Well, I came from an all steel frame which was kinda heavy anyway, and upgraded to an '05 Buenos Aires with all Ultegra comps. (which I think really makes it a Zurich?). Wow, this thing is cush...climbs pretty well and decends really smoothly. Yes, you can ride it all day...and it looks pretty cool too!


----------



## cerveloguy (Jul 26, 2005)

I have a steel/carbon BA fitted with dura-ace and Reynolds Ouzo Pro fork. I recently traded bikes on a four hour ride on a Cervelo R3. Now the R3 is one of the best carbon frames out there, but even I was surpised that it felt even smoother than my Lemond. It definately smoothed the bumps a bit better. Not that my Lemond isn't a cushy ride, it's just that the Cervelo R3 is exceptional.

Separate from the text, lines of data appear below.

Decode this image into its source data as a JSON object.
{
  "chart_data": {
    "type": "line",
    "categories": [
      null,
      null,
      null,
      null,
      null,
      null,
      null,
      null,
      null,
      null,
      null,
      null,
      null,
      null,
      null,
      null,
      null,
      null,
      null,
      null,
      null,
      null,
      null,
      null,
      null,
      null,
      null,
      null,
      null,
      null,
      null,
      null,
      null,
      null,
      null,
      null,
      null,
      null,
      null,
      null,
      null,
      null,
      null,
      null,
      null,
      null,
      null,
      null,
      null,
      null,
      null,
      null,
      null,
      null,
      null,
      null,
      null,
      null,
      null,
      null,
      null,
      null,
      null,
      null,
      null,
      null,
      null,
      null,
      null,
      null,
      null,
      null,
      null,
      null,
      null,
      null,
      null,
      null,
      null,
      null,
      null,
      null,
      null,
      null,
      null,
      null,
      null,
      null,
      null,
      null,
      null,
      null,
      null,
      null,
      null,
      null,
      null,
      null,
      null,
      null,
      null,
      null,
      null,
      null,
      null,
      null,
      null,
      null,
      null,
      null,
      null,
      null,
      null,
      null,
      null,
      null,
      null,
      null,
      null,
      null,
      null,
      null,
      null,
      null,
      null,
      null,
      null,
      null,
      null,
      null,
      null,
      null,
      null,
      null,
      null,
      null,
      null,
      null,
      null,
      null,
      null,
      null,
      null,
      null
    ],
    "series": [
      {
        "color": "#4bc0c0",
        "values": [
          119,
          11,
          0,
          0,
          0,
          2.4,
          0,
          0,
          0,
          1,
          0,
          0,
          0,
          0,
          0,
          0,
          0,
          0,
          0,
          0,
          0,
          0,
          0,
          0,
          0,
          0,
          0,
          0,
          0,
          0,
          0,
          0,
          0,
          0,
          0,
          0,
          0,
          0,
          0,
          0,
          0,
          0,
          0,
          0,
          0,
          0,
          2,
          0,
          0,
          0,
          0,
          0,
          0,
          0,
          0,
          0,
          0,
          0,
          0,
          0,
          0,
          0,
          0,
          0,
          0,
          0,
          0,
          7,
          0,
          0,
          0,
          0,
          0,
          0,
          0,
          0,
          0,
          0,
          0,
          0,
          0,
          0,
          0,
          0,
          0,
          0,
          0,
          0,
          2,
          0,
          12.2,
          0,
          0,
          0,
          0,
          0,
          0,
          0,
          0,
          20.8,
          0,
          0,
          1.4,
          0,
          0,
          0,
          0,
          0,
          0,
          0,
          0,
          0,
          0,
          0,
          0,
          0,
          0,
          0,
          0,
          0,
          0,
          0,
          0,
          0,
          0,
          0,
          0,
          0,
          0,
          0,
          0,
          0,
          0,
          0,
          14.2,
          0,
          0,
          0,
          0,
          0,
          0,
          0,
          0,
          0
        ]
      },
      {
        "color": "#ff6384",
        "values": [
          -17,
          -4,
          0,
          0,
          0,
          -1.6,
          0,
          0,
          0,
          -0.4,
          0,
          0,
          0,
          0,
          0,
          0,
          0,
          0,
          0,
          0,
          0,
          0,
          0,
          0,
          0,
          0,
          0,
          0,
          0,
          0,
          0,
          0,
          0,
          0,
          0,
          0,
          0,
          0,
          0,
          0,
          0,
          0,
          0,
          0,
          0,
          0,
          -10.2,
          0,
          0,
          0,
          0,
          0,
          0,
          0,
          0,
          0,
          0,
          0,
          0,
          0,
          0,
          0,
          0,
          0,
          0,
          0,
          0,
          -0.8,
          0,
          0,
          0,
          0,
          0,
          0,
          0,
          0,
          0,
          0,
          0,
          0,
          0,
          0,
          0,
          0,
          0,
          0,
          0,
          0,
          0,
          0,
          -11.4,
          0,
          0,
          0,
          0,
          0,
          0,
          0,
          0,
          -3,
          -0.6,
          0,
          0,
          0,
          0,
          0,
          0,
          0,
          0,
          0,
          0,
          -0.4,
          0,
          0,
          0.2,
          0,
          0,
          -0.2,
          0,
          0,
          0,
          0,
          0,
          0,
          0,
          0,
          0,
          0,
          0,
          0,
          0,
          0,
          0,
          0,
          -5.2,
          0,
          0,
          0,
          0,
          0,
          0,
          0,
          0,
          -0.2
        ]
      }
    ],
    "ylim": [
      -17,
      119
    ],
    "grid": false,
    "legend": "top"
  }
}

However, it still didn't have that lovely springy feel that you get only with steel. That's the main reason I'd keep the Lemond over a full carbon frame.

I've built mine up to 17.3 lbs in a 53 cm frame without going crazy.


----------



## bridgearoo (Aug 14, 2006)

There have been warranty issues with the spine frames in the past. You may compare what reviews there are of the Lemond spine bikes on this site vs. the reviews of the Triomphe frames. I have a 07 Buenos Aires and love it coming from a Ti frame that failed 2 after 2 years.


----------



## cerveloguy (Jul 26, 2005)

AFAIK, weren't the issues mostly with the titanium/carbon models? I've heard of rear der. hangers breaking. Haven't heard may complaints with the steel/carbon frames?


----------



## Insight Homewood (Aug 15, 2013)

cerveloguy said:


> AFAIK, weren't the issues mostly with the titanium/carbon models? I've heard of rear der. hangers breaking. Haven't heard may complaints with the steel/carbon frames?


Materials science 101, steel, titanium and carbon composites all have specific coefficients of expansion. Titanium and carbon composites are closely matched. Steel's expansion and contraction make it problematical when mated to a carbon composite with a glue joint.


----------



## tihsepa (Nov 27, 2008)

Insight Homewood said:


> Materials science 101, steel, titanium and carbon composites all have specific coefficients of expansion. Titanium and carbon composites are closely matched. Steel's expansion and contraction make it problematical when mated to a carbon composite with a glue joint.


You know this thread is 6 1/2 years old right?


----------



## Trek2.3 (Sep 13, 2009)

tihsepa said:


> You know this thread is 6 1/2 years old right?


Not any more it isn't. Besides, the posts are all on point so who cares?


----------